Friday, April 13, 2007

"You know that point in your life when you realize the house you grew up in isn't really your home anymore? All of a sudden, even though you have some place where you put your shit, that idea of home is gone... You'll see one day when you move out. Just sorta happens one day, and it's gone. You feel like you can never get it back. It's like you feel homesick for a place that doesn't even exist. Maybe it's like this rite of passage, you know? You won't ever have that feeling again until you create a new idea of home for yourself. You know, for... For your kids. For the family you start. It's like a cycle or something. I don't know. But I miss the idea of it, you know? Maybe that's all family really is.

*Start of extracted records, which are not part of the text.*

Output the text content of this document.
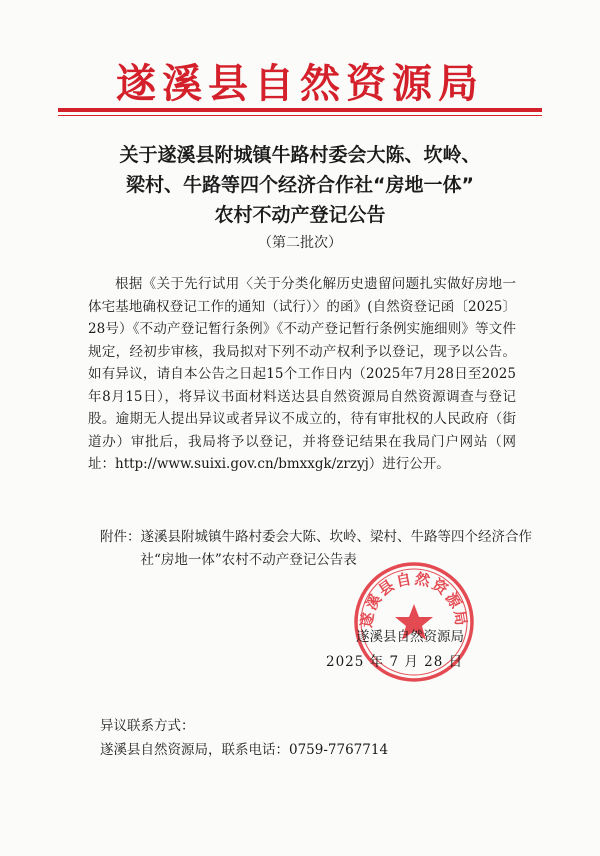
遂溪县自然资源局
关于遂溪县附城镇牛路村委会大陈、坎岭、
梁村、牛路等四个经济合作社“房地一体”
农村不动产登记公告
（第二批次）
根据《关于先行试用〈关于分类化解历史遗留问题扎实做好房地一体宅基地确权登记工作的通知（试行）〉的函》(自然资登记函〔2025〕28号）《不动产登记暂行条例》《不动产登记暂行条例实施细则》等文件规定，经初步审核，我局拟对下列不动产权利予以登记，现予以公告。如有异议，请自本公告之日起15个工作日内（2025年7月28日至2025年8月15日），将异议书面材料送达县自然资源局自然资源调查与登记股。逾期无人提出异议或者异议不成立的，待有审批权的人民政府（街道办）审批后，我局将予以登记，并将登记结果在我局门户网站（网址：http://www.suixi.gov.cn/bmxxgk/zrzyj）进行公开。
附件： 遂溪县附城镇牛路村委会大陈、坎岭、梁村、牛路等四个经济合作社“房地一体”农村不动产登记公告表
遂溪县自然资源局
遂溪县自然资源局
2025 年 7 月 28 日
异议联系方式：
遂溪县自然资源局，联系电话：0759-7767714
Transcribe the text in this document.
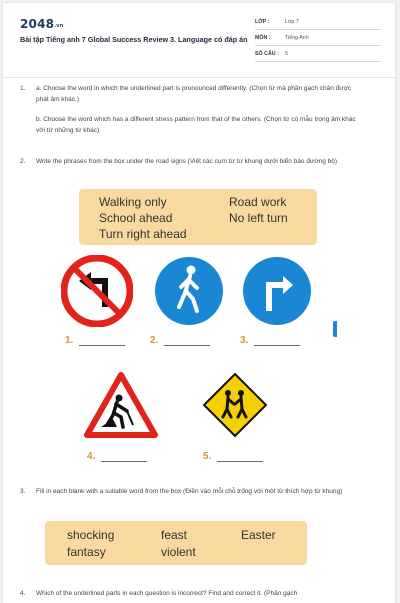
2048.vn
Bài tập Tiếng anh 7 Global Success Review 3. Language có đáp án
LỚP :	Lớp 7
MÔN :	Tiếng Anh
SỐ CÂU : 5
1. a. Choose the word in which the underlined part is pronounced differently. (Chọn từ mà phần gạch chân được phát âm khác.)
b. Choose the word which has a different stress pattern from that of the others. (Chọn từ có mẫu trọng âm khác với từ những từ khác)
2. Write the phrases from the box under the road signs (Viết các cụm từ từ khung dưới biển báo đường bộ)
Walking only	Road work
School ahead	No left turn
Turn right ahead
1.	2.	3.
4.	5.
3. Fill in each blank with a suitable word from the box (Điền vào mỗi chỗ trống với một từ thích hợp từ khung)
shocking	feast	Easter
fantasy	violent
4. Which of the underlined parts in each question is incorrect? Find and correct it. (Phần gạch
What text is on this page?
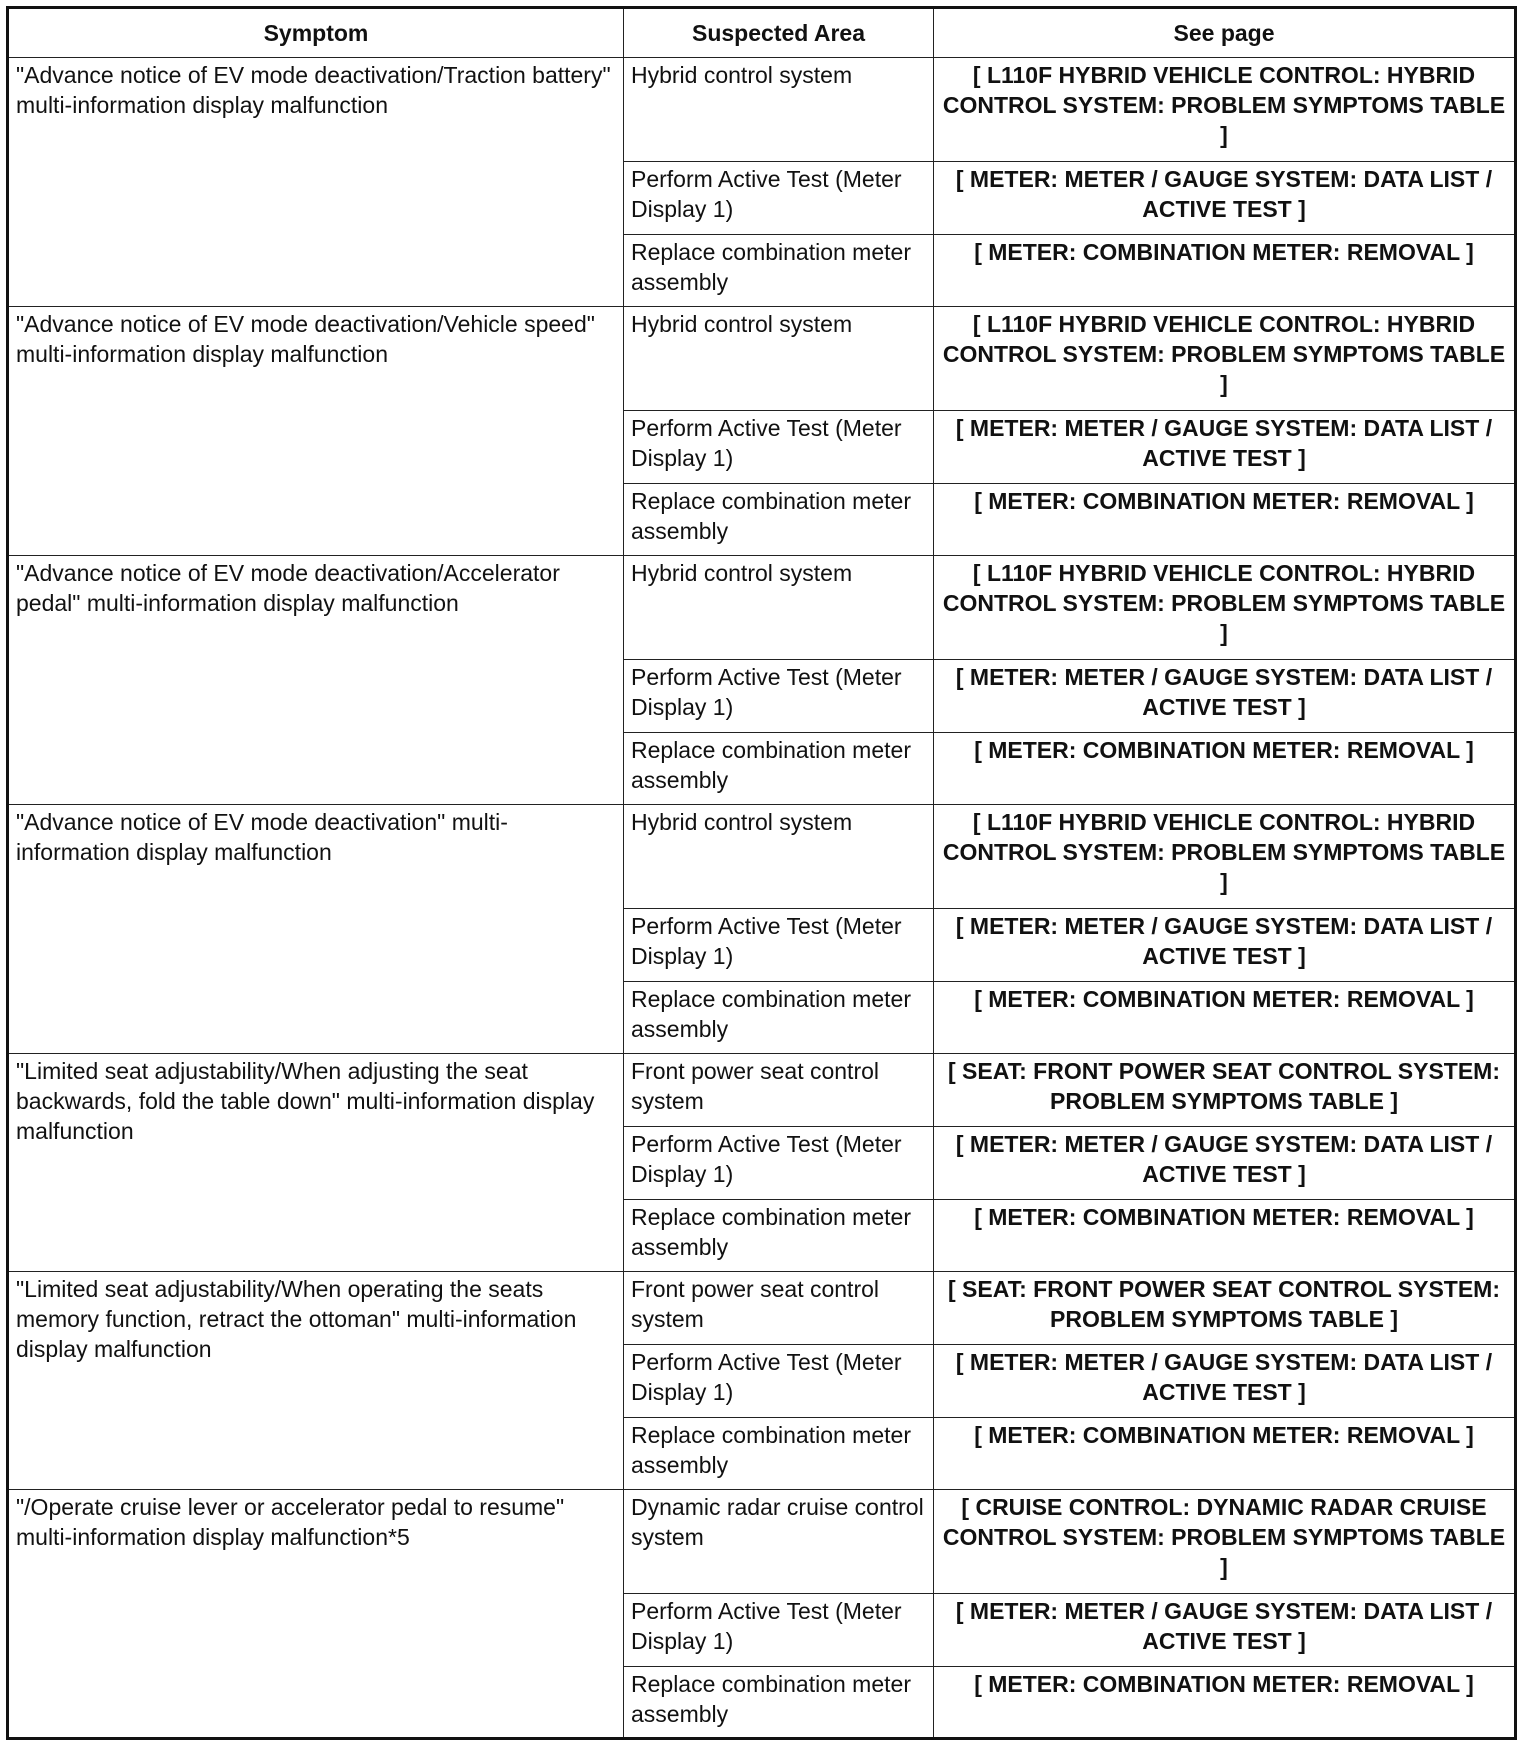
Symptom	Suspected Area	See page
"Advance notice of EV mode deactivation/Traction battery" multi-information display malfunction	Hybrid control system	[ L110F HYBRID VEHICLE CONTROL: HYBRID CONTROL SYSTEM: PROBLEM SYMPTOMS TABLE ]
	Perform Active Test (Meter Display 1)	[ METER: METER / GAUGE SYSTEM: DATA LIST / ACTIVE TEST ]
	Replace combination meter assembly	[ METER: COMBINATION METER: REMOVAL ]
"Advance notice of EV mode deactivation/Vehicle speed" multi-information display malfunction	Hybrid control system	[ L110F HYBRID VEHICLE CONTROL: HYBRID CONTROL SYSTEM: PROBLEM SYMPTOMS TABLE ]
	Perform Active Test (Meter Display 1)	[ METER: METER / GAUGE SYSTEM: DATA LIST / ACTIVE TEST ]
	Replace combination meter assembly	[ METER: COMBINATION METER: REMOVAL ]
"Advance notice of EV mode deactivation/Accelerator pedal" multi-information display malfunction	Hybrid control system	[ L110F HYBRID VEHICLE CONTROL: HYBRID CONTROL SYSTEM: PROBLEM SYMPTOMS TABLE ]
	Perform Active Test (Meter Display 1)	[ METER: METER / GAUGE SYSTEM: DATA LIST / ACTIVE TEST ]
	Replace combination meter assembly	[ METER: COMBINATION METER: REMOVAL ]
"Advance notice of EV mode deactivation" multi-information display malfunction	Hybrid control system	[ L110F HYBRID VEHICLE CONTROL: HYBRID CONTROL SYSTEM: PROBLEM SYMPTOMS TABLE ]
	Perform Active Test (Meter Display 1)	[ METER: METER / GAUGE SYSTEM: DATA LIST / ACTIVE TEST ]
	Replace combination meter assembly	[ METER: COMBINATION METER: REMOVAL ]
"Limited seat adjustability/When adjusting the seat backwards, fold the table down" multi-information display malfunction	Front power seat control system	[ SEAT: FRONT POWER SEAT CONTROL SYSTEM: PROBLEM SYMPTOMS TABLE ]
	Perform Active Test (Meter Display 1)	[ METER: METER / GAUGE SYSTEM: DATA LIST / ACTIVE TEST ]
	Replace combination meter assembly	[ METER: COMBINATION METER: REMOVAL ]
"Limited seat adjustability/When operating the seats memory function, retract the ottoman" multi-information display malfunction	Front power seat control system	[ SEAT: FRONT POWER SEAT CONTROL SYSTEM: PROBLEM SYMPTOMS TABLE ]
	Perform Active Test (Meter Display 1)	[ METER: METER / GAUGE SYSTEM: DATA LIST / ACTIVE TEST ]
	Replace combination meter assembly	[ METER: COMBINATION METER: REMOVAL ]
"/Operate cruise lever or accelerator pedal to resume" multi-information display malfunction*5	Dynamic radar cruise control system	[ CRUISE CONTROL: DYNAMIC RADAR CRUISE CONTROL SYSTEM: PROBLEM SYMPTOMS TABLE ]
	Perform Active Test (Meter Display 1)	[ METER: METER / GAUGE SYSTEM: DATA LIST / ACTIVE TEST ]
	Replace combination meter assembly	[ METER: COMBINATION METER: REMOVAL ]
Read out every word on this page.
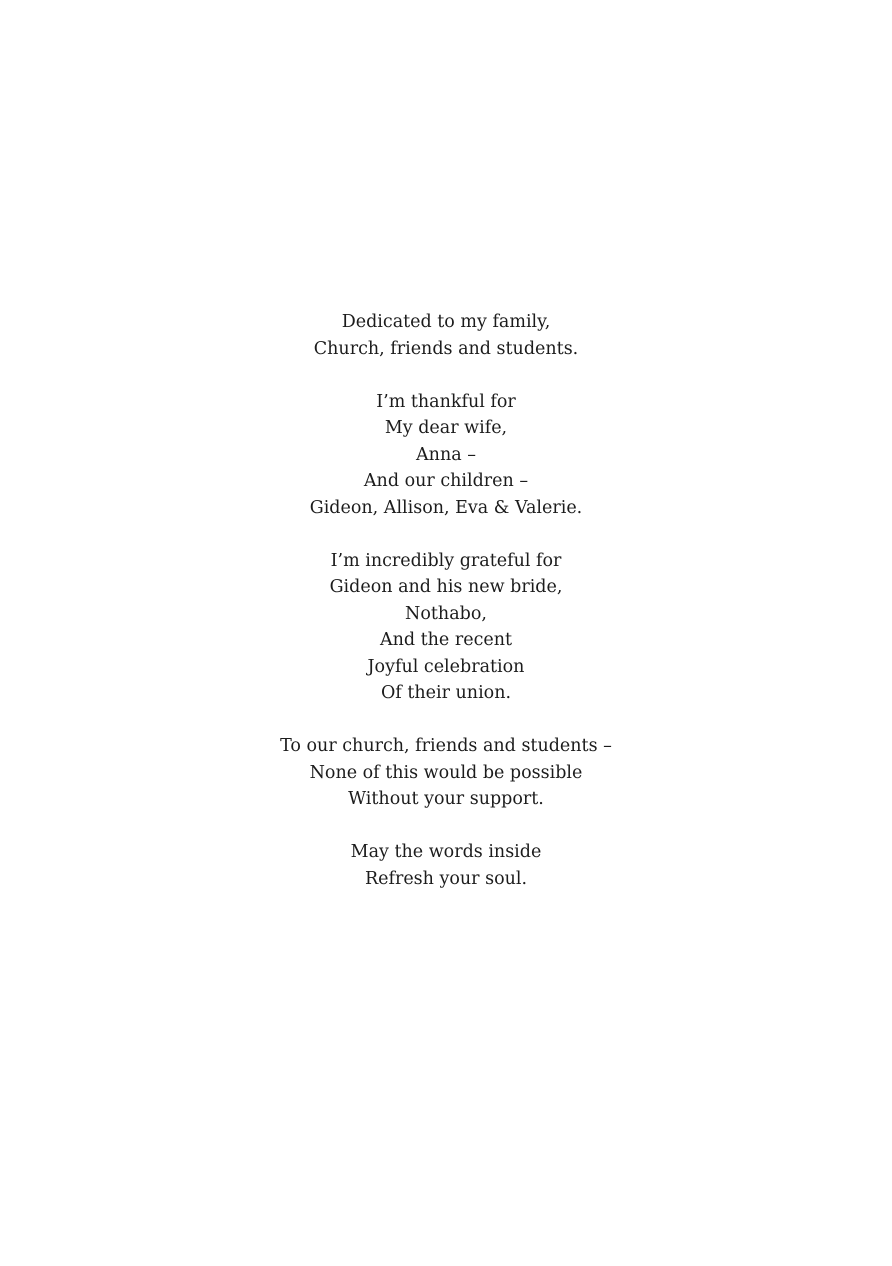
Dedicated to my family,
Church, friends and students.
I’m thankful for
My dear wife,
Anna –
And our children –
Gideon, Allison, Eva & Valerie.
I’m incredibly grateful for
Gideon and his new bride,
Nothabo,
And the recent
Joyful celebration
Of their union.
To our church, friends and students –
None of this would be possible
Without your support.
May the words inside
Refresh your soul.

A group of people that miss the same imaginary place."

- Garden State


in a couple of weeks i'll be on a plane to india for a fortnight's visit. 15 months since i left. i don't know what to expect. i mean, there's plenty to do. between bombay, bangalore and madras, there's like at least fifty people to meet. but i feel so damn disjointed. i haven't spent a decent length of time in madras, the place i grew up in, in more than six years. is it a holiday, is it a social visit, a homecoming, a reconnection? keeping in touch, staying close to the roots, an obligation, a formality, a polite hello, a desperate reconciliation, nostalgia, what? i have no fucking idea. will customs hassle me? will i get the shits after having a street corner samosa and chai? will hindi or tamil still splutter from my mouth? will i be tempted by cheap fags? can i spend enough time with people i care about? is any time enough? will i hate everything i wanted to leave behind? will i love everything i miss? will there be discomfort, or an easy snap-to-fit? will it still feel like home?